The most commonly used mode in a dielectric resonator is the TE10 (in cylindrical resonator) or the TE11 (in rectangular resonator). The TE01 mode for certain diameter/length (D/L) ratios has the lowest resonant frequency and, therefore, is classified as fundamental mode. In general, mode nomenclature in a dielectric resonator is not as well defined as for a metal cavity (TE and TM modes).
Many mode designations exit and this matter is quit confusing as is true for the dielectric waveguide. The mode designation proposed by Kobayashi is the most promising and should be adopted as a standard (this was addressed by the MTT Society Standards Committee and, presently two designations, including Kobayashi’s, are recommended).
The TE01 mode is the most popular and is used in single-mode filters and oscillators. HE11 (hybrid mode) is used in high-performance dual-mode filters, directional filters and oscillators. The TM mode is being used in cavity combines and filters, as well as low-frequency filters.
3.5Coupling to Microwave-Transmission Lines
An advantage of dielectric resonators is the ease with which these devices couple to common transmission lines, such as waveguide and micro strip. A typical dielectric resonator in the TE01 mode can be transversely inserted into a rectangular waveguide. It couples strongly to the magnetic field and act as a simple band stop filter. Coupling in the magnetic field in the waveguide. Coupling to a magnetic field in the waveguide can be adjusted by either rotating the resonator or moving a resonator towards the side of waveguide. In micro strip line applications, a dielectric TE01 resonator couples magnetically and forms a band stop filter. The coupling can be easily adjusted by either moving the resonator away (or toward center) from the micro strip or by lifting the resonator on a special support above the micro strip.

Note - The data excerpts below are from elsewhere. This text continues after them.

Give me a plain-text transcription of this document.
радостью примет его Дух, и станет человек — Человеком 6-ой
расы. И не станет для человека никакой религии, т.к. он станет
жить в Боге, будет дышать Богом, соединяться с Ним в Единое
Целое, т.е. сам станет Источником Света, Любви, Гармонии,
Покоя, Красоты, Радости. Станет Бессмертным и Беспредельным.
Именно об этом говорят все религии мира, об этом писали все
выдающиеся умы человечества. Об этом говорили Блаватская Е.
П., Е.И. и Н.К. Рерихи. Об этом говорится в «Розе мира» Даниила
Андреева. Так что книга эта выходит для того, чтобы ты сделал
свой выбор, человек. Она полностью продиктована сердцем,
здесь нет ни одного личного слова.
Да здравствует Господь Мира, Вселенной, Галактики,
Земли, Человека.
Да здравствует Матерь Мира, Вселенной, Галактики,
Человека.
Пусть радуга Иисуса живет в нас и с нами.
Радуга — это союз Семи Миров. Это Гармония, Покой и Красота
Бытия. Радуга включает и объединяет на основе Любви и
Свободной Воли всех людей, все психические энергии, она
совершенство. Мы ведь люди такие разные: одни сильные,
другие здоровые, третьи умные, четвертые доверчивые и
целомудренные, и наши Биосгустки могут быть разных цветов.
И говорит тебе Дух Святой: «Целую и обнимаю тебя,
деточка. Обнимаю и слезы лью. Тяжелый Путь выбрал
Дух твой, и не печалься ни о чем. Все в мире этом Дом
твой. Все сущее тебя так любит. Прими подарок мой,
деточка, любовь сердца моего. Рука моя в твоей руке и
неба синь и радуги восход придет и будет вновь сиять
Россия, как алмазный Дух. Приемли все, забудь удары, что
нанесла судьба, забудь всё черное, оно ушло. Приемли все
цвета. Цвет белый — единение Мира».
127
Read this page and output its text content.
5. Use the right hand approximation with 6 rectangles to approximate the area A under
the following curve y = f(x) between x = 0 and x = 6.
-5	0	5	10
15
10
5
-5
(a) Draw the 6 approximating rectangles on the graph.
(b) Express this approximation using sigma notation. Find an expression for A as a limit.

The resonant frequency of a dielectric resonator in this very special case can be calculated using an equation. The resonant frequency in this topology can be adjusted to higher frequency with a metal screw or plate located above the resonator and perturbing the magnetic field or down in frequency by lifting the resonator (moving it away from the ground plane). A typical range is in order of 10%. Extra care must be taken, however, not to degrade the Q or temperature performance of the resonator by the closely positioned metal plate.
One of the advantage of dielectric resonators over the corresponding metal wall cavities is the ease of dielectric shaping. Typically, dielectric resonators have a disc form, however this shape can be easily modified to include notches or flats or tuning, additional shaping for a conventional mounting, holes at various location to control spurious modes, multilayer resonators, multiple resonators (for tenability), etc.
An interesting modification of the dielectric resonator is the so called double resonator. In this configuration, two halves of the ceramic disc or plate acts as one resonator. A much wider linear tuning range can be obtained in this configuration without degradation of the Q.